El Don nace en Sicilia, pero de joven emigra a Nueva York. Puzo nos lo describe con un carácter serio, reservado y, sobretodo, reflexivo. Contrasta la actitud familiar, la campechanía inteligente, con los hechos crueles en su pura desnudez, con los asesinatos y las influencias corruptoras. En efecto, en este relato, el mal no es convencional, no es absolutamente negro, es, si se quiere, aunque nunca banal, sí demasiado humano. El criminal, el delincuente, también tiene sus simplezas y sus actitudes ortodoxas, sociales, acaso bondadosas. Es cariñoso con su familia, de conversación razonable y, en apariencia, amena y nunca amenazante.

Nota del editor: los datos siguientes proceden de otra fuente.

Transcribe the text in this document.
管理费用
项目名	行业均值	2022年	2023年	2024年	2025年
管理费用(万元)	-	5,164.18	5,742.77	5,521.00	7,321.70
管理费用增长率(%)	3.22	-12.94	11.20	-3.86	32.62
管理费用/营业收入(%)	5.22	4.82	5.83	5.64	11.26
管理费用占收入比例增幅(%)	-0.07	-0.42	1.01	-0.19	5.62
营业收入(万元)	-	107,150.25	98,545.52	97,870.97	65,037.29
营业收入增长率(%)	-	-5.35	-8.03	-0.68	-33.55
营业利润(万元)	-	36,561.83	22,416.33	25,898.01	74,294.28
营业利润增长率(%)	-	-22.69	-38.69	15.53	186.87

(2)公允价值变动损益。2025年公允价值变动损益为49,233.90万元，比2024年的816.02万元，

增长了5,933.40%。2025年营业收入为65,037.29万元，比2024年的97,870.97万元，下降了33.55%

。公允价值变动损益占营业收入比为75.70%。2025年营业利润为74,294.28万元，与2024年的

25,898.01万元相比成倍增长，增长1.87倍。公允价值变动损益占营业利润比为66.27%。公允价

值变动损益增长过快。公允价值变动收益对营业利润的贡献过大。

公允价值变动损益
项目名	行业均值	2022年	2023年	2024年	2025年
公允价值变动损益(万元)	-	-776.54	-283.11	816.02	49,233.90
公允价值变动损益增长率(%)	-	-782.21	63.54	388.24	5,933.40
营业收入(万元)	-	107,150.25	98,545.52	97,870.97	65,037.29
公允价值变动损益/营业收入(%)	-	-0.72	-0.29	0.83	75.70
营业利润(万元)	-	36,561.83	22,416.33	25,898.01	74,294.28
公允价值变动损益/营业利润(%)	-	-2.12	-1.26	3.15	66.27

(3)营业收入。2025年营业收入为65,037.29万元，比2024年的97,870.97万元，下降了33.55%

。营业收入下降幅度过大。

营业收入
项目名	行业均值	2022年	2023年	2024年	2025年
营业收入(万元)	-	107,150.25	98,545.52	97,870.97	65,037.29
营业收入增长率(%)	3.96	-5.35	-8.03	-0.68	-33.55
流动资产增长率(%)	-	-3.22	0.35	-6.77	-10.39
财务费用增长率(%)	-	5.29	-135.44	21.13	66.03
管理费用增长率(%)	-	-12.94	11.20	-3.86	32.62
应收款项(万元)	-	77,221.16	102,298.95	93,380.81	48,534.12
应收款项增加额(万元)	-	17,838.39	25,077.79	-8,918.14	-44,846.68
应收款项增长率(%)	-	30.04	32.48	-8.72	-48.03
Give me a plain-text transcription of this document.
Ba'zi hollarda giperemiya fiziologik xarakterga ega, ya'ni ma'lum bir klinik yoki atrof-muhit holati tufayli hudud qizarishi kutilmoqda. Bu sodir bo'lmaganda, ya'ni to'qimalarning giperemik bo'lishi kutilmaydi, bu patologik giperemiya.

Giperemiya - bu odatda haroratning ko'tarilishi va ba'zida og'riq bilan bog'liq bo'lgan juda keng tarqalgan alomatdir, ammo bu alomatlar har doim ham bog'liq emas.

Vito Corleone se hace Don, padrino, poco a poco y, como él mismo lo hubiera dicho, igual que si tuviera el destino ya trazado. Se junta con unos mafiosos y, ascendiendo en el respeto del hampa y contando con la inmovilidad de las instituciones, entonces se hace dueño de la familia más importante de la ciudad. Pasan los años y Don Vito es anciano, el novedoso tráfico de drogas requiere nuevos horizontes mentales, nuevos emprendimientos transgresores, y, ante los hampones que bogan por el nuevo negocio, el anticuado Vito se enzarza en una guerra de los bajos fondos que culmina con el asesinato de su propio hijo mayor y el pedido de paz. En la reunión al efecto, aparentemente derrotado, el Don promete que no hará nada contra sus antiguos enemigos. Muere y la venganza, en efecto, la realizará el otro gran carácter de la novela, el hijo menor del padrino: Michael.
Michael podría representar cómo un individuo no puede, muchas veces, separarse de su propio grupo, de su rebaño social y además étnico. En la novela, también en la famosa película de Cóppola, asistimos al camino de Michael Corleone de pacífico joven, fiel a los Estados Unidos, a la obediencia de su sino mafioso y criminal, de cómo debe hacerse cargo de los negocios de la Familia, y ejecutar incluso las venganzas que el Don no había podido hacer para cumplir su palabra. Así la contracultura de la organización permanece, se revitaliza, de generación en generación, de padre a hijo.
Los tiempos narrativos de esta trepidante historia están hábilmente conjugados, mantienen una no linealidad que ayuda al suspenso, al efecto, al golpe teatral de las diversas unidades de la narración que se entrecruzan y sorprenden, retomando o abandonando el hilo relator siempre con destreza. Puzo conocía, además, el ambiente de los italoamericanos. Las vívidas descripciones de Sicilia, de su paisaje y sus gentes, el ambiente de los inmigrantes de Nueva York? todo ello refleja sabidurías vivenciales que son trasladadas a la ficción con acierto, creando no solamente una novela sino un mito.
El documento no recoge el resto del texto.